- Interactive map of Bhasantek
- Coordinates: 23°48′57″N 90°23′36″E﻿ / ﻿23.81572°N 90.39335°E
- Country: Bangladesh
- Division: Dhaka Division
- District: Dhaka District
- Elevation: 23 m (75 ft)

Population (2022)
- • Total: 117,971
- Time zone: UTC+6 (BST)
- Postal code: 1100
- Area code: 02

= Bhashantek Thana =

Thana in Dhaka North City Corporation

Bhashantek Thana (Bengali: ভাষানটেক থানা) is a police jurisdiction of Dhaka North City Corporation under Dhaka District in Bangladesh.

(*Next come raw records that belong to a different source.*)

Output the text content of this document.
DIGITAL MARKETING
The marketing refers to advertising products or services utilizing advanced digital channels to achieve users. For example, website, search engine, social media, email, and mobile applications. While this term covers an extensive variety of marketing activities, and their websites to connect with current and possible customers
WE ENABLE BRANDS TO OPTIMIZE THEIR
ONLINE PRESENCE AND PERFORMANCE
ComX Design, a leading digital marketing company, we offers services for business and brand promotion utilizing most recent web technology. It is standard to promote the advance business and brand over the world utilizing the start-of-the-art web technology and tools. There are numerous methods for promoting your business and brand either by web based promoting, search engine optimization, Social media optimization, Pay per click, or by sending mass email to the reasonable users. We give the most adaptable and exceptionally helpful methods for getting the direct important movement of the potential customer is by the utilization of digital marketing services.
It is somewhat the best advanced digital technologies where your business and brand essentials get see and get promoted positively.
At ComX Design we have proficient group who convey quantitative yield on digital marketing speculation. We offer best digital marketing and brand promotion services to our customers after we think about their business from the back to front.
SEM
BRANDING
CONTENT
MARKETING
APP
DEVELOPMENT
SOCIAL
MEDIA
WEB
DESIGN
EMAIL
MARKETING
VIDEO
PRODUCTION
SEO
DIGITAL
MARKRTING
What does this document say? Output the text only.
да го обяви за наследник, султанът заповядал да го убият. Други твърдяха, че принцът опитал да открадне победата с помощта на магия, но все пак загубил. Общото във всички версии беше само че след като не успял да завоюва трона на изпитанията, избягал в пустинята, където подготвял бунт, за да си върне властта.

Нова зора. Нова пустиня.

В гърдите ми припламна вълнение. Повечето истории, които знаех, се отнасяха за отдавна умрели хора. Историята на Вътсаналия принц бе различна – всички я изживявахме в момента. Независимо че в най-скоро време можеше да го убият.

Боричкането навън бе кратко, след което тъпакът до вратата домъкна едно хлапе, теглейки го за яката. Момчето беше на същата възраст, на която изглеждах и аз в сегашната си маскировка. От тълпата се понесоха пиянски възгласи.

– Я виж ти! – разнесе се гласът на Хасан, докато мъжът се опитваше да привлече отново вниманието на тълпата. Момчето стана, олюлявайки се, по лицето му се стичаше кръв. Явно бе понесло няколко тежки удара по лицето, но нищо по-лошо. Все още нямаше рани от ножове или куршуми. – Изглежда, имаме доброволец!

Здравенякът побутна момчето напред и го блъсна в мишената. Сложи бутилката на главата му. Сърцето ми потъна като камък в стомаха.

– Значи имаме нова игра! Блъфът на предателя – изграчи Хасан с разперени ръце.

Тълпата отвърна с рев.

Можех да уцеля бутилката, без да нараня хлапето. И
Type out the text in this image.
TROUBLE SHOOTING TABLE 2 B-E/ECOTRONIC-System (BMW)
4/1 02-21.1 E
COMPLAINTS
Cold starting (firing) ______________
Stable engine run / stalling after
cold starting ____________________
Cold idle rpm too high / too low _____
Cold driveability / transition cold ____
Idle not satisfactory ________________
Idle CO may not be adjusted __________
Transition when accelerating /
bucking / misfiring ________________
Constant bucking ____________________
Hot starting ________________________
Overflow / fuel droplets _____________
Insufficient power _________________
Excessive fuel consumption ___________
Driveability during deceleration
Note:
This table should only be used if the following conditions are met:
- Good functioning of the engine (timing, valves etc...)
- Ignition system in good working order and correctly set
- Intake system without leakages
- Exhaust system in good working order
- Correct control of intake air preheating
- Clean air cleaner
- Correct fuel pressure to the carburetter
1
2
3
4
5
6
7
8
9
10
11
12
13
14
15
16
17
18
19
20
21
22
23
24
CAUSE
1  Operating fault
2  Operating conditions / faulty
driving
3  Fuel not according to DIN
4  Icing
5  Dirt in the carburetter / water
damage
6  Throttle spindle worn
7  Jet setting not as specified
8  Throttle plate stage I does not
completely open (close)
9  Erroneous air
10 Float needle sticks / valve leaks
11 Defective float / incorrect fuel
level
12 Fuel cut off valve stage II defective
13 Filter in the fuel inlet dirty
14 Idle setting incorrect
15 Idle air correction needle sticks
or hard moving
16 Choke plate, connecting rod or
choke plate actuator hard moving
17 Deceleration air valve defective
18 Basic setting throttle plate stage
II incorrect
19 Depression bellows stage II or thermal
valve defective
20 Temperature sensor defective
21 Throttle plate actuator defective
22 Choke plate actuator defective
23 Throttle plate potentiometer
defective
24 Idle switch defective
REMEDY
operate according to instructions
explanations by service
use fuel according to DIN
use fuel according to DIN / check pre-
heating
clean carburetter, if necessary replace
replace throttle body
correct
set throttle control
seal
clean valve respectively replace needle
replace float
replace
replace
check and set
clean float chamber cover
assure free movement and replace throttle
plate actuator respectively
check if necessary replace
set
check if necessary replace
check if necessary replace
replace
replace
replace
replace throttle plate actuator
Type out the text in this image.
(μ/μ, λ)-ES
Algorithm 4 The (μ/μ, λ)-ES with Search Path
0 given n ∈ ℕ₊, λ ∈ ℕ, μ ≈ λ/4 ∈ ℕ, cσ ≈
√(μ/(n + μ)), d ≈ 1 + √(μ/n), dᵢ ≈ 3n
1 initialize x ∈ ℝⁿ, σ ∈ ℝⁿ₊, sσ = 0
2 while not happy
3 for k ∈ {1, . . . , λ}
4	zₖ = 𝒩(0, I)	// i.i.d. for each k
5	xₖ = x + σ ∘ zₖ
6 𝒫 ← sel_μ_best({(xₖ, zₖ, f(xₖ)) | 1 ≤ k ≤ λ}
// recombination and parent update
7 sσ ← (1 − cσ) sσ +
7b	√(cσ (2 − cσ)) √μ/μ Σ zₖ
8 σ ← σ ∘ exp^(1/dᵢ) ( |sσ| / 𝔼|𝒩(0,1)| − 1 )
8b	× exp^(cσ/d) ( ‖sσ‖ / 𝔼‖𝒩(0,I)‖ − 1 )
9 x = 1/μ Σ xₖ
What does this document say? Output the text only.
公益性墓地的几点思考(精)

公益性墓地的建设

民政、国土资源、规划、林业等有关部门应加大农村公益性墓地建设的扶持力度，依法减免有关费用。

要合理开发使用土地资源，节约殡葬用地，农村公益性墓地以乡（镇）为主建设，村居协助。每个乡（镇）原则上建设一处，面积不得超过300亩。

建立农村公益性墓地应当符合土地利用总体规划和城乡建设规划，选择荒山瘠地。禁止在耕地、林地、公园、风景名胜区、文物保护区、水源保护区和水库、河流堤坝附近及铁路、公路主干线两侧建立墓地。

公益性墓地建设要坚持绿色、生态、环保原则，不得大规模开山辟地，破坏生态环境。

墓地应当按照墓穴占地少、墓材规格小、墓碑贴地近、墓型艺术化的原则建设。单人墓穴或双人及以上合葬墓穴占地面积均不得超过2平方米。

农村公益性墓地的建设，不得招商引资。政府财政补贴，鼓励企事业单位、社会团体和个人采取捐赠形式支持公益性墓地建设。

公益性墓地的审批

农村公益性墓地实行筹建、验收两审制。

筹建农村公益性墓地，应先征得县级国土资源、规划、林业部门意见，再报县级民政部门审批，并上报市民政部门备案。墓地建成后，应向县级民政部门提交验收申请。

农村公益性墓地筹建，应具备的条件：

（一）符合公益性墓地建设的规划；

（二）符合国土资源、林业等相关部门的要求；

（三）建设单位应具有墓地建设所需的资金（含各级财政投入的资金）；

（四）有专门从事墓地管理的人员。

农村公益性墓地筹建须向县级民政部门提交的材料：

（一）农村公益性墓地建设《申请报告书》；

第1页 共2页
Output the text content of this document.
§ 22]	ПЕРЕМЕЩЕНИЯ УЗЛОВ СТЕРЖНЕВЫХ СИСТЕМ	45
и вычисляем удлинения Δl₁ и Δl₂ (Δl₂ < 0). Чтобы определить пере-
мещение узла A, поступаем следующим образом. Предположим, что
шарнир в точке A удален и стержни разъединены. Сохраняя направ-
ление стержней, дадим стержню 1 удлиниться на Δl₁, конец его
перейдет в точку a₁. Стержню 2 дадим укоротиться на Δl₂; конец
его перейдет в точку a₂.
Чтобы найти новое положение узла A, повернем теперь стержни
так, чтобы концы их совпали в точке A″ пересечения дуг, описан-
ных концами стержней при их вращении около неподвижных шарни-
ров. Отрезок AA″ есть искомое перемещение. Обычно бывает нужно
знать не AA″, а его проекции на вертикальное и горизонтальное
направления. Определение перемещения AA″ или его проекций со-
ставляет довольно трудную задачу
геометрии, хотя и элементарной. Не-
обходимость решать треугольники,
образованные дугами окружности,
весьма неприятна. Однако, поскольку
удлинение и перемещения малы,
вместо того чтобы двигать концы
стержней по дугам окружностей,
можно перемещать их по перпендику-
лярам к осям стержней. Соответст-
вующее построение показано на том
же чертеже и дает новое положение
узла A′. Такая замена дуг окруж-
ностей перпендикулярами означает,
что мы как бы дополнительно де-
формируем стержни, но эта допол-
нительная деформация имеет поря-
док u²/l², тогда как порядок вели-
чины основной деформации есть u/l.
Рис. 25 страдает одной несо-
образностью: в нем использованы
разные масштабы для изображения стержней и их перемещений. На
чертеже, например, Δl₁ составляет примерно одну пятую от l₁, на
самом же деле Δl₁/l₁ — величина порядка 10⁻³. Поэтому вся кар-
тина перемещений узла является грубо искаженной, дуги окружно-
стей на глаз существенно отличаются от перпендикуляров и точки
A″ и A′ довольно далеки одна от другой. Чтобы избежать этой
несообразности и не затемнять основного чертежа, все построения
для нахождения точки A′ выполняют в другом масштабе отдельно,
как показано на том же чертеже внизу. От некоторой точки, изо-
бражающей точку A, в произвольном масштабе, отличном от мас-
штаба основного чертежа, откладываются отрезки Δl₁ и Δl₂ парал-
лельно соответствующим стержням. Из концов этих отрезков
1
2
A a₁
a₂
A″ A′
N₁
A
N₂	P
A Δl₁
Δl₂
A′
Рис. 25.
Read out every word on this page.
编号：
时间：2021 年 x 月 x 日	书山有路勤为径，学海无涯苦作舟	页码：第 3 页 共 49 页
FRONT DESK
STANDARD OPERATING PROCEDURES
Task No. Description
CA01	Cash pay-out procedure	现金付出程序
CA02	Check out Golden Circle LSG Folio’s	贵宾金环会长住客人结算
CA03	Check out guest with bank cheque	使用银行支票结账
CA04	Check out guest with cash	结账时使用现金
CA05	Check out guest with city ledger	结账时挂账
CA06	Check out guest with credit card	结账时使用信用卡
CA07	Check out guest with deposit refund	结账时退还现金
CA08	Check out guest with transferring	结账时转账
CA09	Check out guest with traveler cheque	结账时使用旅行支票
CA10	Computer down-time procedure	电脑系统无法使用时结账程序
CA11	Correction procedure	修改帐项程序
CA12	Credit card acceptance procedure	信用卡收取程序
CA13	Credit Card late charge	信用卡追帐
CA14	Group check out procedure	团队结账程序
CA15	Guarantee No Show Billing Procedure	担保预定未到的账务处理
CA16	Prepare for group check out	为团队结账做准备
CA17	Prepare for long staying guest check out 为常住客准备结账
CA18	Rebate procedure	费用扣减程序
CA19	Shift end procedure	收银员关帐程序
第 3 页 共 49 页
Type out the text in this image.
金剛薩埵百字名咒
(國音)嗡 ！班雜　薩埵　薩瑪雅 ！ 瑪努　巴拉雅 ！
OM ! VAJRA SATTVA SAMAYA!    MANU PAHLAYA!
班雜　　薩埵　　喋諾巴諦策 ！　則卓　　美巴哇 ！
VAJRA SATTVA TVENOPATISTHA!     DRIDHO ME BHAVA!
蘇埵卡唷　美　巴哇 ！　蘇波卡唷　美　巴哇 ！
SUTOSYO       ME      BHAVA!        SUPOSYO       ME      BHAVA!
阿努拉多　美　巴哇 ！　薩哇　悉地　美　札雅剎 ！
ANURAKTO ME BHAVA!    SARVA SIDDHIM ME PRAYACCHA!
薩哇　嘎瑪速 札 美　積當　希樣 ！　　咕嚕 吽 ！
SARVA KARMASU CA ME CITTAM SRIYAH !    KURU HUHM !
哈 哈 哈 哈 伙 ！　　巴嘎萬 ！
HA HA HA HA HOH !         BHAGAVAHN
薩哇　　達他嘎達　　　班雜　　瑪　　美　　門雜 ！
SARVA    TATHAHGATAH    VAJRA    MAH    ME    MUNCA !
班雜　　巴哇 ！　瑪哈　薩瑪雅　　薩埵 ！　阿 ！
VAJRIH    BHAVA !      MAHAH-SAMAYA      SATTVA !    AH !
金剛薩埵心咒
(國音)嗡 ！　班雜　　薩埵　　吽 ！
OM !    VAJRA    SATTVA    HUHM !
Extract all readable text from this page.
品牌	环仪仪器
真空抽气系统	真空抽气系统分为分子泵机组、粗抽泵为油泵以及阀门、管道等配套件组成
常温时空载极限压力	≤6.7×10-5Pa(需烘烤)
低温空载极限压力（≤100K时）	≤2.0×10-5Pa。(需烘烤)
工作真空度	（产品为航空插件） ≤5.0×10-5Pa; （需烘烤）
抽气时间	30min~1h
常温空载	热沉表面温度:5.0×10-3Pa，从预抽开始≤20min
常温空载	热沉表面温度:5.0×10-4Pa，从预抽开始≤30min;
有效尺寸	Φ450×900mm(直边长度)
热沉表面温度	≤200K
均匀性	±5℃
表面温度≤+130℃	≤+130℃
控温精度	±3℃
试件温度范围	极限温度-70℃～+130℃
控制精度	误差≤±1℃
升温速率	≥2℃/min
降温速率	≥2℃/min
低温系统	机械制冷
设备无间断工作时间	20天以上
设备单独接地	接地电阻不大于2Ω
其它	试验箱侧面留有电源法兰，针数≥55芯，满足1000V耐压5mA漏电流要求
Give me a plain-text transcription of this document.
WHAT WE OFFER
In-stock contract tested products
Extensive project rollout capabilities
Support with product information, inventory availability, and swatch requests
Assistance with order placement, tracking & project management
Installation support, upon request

This police station is an integral part of the Dhaka Metropolitan Police network, contributing to the safety and security of the Bhashantek area. It has a significant and crucial role dedicating to maintain law and order in the region. It operates it activities and programs under the jurisdiction of Bangladesh Police, a department of the Ministry of Home Affairs (Bangladesh).

==Geography==
Bhashantek Thana, along with seven other police stations, was inaugurated in April 2012. It is situated near the Police Staff Collage Playground 5 and the Lalasharai Jame Masjid. To the east, north and south, it is bounded solely by the Cantonment Thana, and to the west, is bordered by the Pallabi Thana and the Kafrul Thana.

==Demographics==

According to the 2022 Bangladeshi census, Bhasantek Thana had 31,058 households and a population of 117,971. 8.33% of the population were under 5 years of age. Bhasantek had a literacy rate (age 7 and over) of 78.52%: 79.98% for males and 76.94% for females, and a sex ratio of 108.05 males for every 100 females.